Quelle: Veranstalter
Tschaikowski - Wagner - Gubaidulina - Universitätsmusik Göttingen, Leitung: Antonius Adamske
11.07.2026
/ 19:00 Uhr
Göttingen
, Aula der Universität
Programm:
Pjotr Iljitsch Tschaikowski (1840–1893): Sinfonie Nr. 5, op. 64 (1888)
Richard Wagner (1813–1883): Einzug der Götter aus Rheingold
Sofia Gubaidulina (1931–2025): Der Zorn Gottes
Richard Wagner (1813–1883): Trauermarsch aus Götterdämmerung
Ein Programm, das die großen Fragen stellt: Wie behauptet sich der Mensch gegen das Dunkle? Das Universitätsorchester spannt einen Bogen von spätromantischer Leidenschaft über den Mythos der Germanen bis zur radikalen Klangsprache einer der bedeutendsten Komponistinnen unserer Zeit.

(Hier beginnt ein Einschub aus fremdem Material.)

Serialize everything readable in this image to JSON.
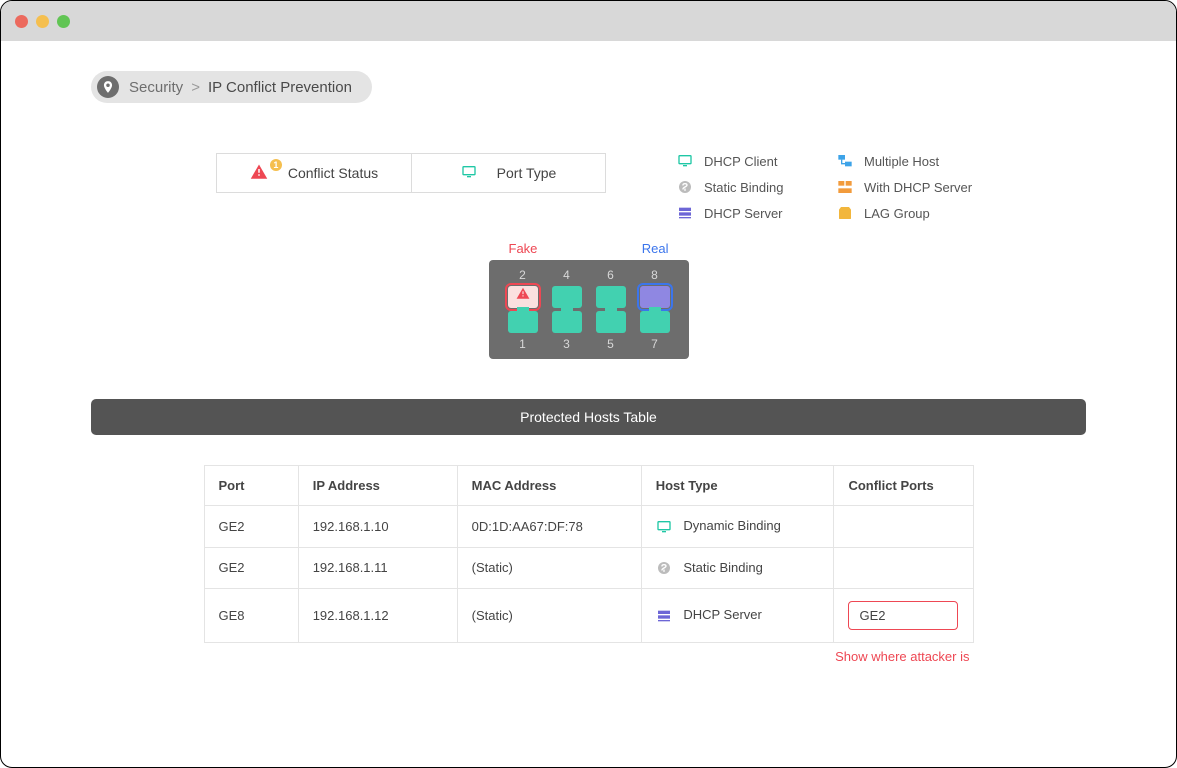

Im Zentrum steht Pjotr Iljitsch Tschaikowskis 5. Sinfonie (1888) – ein Werk über Schicksal und dessen Überwindung. Ein düsteres „Schicksalsmotiv" der Klarinetten zu Beginn durchzieht alle vier Sätze und verwandelt sich am Ende in einen strahlenden, triumphalen Marsch. Dazwischen liegen eines der berühmtesten Hornsoli der Orchesterliteratur im Andante cantabile und ein anmutiger Walzer, der Tschaikowskis Nähe zum Ballett verrät.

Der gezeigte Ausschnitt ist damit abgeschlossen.